Flash forward four years and today Ferris sits proudly in a downtown Whitehorse café as he speaks about his recent 7,200-kilometre journey and his next goals for Cycle to Walk.

Like a celebrity, he is approached by friends and complete strangers for handshakes, pats on the back and well wishes.

On Oct. 1 of this year, Ferris completed his cross-Canada mission by dipping his leg into the Atlantic Ocean in Cape Spear, Newfoundland and Labrador.

His six-month tenure was both gruelling and monotonous.

Rising at 5:30 a.m. each day, Ferris would update his blog and then walk to the back of the motor home and stare at a large map of Canada.

He would then highlight the day’s planned route and visualize the 75 kilometres ahead.¬

The modest, soft-spoken Ferris says he felt little pain throughout his six months on the road and he attributes that to the fact that he ate well (5,000 calories a day), was well-hydrated (minimum nine litres of water) and was stretching regularly.

And Ferris says it was easy to be reminded of why he was out there hand cycling each day.

Ferris says amidst the hundreds of memories he incurred during his journey it was two separate encounters that stay with him the most and emphasize why he put forth the effort.

The first came after one of his public presentations.

An elderly man approached him, tears in his eyes, and spoke of when he was 13 years old living in Holland during the Second World War and how guns being shot outside his window were a regular occurrence in his life.

Yet despite all this, the scariest time in his life was when he moved to Canada in the 1950s and saw the damage polio was doing to so many people.

The other memory came near the end of Ferris’ Cycle to Walk journey as he hand cycled through the small community of Petty Harbour, Newfoundland and Labrador.

An 11-year-old boy began cycling next to Ferris and as they did so, the two were silent for several minutes.

“So you’re going to finish Terry Fox’s journey right?” asked the boy, finally breaking the silence, as Ferris quietly took in what was said. “You can make it don’t give up I’ll be there with you.”

Ferris pauses as he recalls that moment in Newfoundland.

“I’m still living in a very surreal life.

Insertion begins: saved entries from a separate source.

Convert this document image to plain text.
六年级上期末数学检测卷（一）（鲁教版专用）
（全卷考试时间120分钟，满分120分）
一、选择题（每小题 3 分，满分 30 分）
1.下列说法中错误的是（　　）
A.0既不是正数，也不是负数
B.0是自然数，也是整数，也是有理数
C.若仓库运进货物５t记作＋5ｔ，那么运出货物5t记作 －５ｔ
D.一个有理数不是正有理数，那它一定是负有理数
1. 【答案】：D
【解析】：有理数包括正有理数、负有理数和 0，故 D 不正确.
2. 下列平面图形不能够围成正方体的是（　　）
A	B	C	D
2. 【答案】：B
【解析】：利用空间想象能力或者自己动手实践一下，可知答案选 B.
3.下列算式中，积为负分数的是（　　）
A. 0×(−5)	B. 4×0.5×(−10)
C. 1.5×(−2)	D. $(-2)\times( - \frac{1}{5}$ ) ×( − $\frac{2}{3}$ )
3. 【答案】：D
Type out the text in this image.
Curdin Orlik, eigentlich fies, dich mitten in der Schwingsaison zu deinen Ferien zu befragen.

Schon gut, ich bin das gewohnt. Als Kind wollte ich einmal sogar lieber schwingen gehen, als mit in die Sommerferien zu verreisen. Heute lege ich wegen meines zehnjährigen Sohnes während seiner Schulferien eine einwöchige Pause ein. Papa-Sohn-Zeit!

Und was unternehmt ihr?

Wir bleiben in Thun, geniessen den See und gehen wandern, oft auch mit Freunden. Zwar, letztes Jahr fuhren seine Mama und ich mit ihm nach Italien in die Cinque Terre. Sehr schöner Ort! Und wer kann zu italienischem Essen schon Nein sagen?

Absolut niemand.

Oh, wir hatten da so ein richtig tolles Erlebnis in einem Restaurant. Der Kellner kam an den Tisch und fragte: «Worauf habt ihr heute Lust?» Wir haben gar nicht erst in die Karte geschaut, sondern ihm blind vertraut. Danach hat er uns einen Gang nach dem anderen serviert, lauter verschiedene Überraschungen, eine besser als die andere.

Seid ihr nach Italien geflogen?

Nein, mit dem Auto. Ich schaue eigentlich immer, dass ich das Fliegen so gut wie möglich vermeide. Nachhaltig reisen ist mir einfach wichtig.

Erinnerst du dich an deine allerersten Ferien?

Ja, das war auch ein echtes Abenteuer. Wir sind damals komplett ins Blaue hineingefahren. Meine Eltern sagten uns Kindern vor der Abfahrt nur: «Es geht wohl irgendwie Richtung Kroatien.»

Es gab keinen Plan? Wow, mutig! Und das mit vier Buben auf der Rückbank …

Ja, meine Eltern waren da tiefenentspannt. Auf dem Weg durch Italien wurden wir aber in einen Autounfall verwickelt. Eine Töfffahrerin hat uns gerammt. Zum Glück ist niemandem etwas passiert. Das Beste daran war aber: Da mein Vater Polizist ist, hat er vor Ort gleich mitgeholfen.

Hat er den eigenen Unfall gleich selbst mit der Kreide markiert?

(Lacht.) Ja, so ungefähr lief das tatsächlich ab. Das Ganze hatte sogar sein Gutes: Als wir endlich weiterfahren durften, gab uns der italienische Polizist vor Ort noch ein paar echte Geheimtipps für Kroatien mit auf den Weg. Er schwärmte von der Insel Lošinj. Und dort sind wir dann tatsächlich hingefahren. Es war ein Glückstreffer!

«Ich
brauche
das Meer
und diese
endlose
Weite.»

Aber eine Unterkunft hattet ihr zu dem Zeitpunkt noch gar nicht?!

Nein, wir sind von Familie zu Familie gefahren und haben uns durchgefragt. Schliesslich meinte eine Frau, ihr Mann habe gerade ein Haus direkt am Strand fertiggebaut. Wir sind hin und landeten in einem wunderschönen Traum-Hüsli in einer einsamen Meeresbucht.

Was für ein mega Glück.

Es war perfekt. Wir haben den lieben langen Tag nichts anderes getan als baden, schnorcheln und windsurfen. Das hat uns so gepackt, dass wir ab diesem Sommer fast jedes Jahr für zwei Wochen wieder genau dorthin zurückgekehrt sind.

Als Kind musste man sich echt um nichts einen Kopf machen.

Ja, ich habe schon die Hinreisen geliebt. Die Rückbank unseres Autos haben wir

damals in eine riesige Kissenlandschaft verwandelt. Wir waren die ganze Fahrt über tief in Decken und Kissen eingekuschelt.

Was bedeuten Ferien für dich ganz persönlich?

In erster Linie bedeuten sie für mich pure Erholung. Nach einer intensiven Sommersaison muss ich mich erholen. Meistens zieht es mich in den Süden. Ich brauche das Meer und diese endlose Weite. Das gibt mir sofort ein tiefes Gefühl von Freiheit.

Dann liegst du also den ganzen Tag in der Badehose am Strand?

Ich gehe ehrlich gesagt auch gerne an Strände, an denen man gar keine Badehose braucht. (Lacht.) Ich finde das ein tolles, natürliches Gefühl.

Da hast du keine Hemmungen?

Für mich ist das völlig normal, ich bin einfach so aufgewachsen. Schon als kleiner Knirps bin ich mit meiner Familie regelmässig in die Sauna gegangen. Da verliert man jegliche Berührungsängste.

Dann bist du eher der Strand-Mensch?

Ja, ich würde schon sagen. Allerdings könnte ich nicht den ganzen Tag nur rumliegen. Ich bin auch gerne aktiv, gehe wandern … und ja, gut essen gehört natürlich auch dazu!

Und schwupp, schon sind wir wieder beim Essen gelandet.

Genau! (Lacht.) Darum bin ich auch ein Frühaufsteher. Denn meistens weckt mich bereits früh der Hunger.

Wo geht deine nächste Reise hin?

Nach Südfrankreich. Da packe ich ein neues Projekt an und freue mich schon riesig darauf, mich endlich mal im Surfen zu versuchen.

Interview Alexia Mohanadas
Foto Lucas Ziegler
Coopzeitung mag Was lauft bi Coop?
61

I’m still processing it all and truly understanding the magnitude of what just happened,” explains Ferris. “The Cycle to Walk journey has ended but the reality is we need to continue to work to a polio-free world.”

Ferris says although they came short in their goal of raising one million dollars toward the eradication of polio, they far exceeded their goals in terms of raising awareness, with more than 230 media interviews and over 250 public presentations conducted.

And with his journey across Canada now complete, his focus now is taking his message of polio eradication to schools throughout the Yukon.

“The kids are our leaders and if they get it we’re all going to get it,” reiterates Ferris. “Eleven per cent of Canadians still have not received their polio vaccination including many Yukoners.”¬

In addition to his school tours, including a trip to Old Crow in December, Ferris has also been asked to travel to India to participate in National Immunization Day.

He also hopes to have an annual Cycle to Walk run and is working to launch the Ramesh Ferris Foundation.

“We have a once-in-a-lifetime opportunity to eradicate a disease and it will be only the second time in human history that we can do that, with the elimination of Small Pox in 1979 being the other,” says Ferris.

“I don’t want see any child live with a disease that is completely preventable through vaccinations and I want to continue to share my experience with polio in hopes of achieving this.”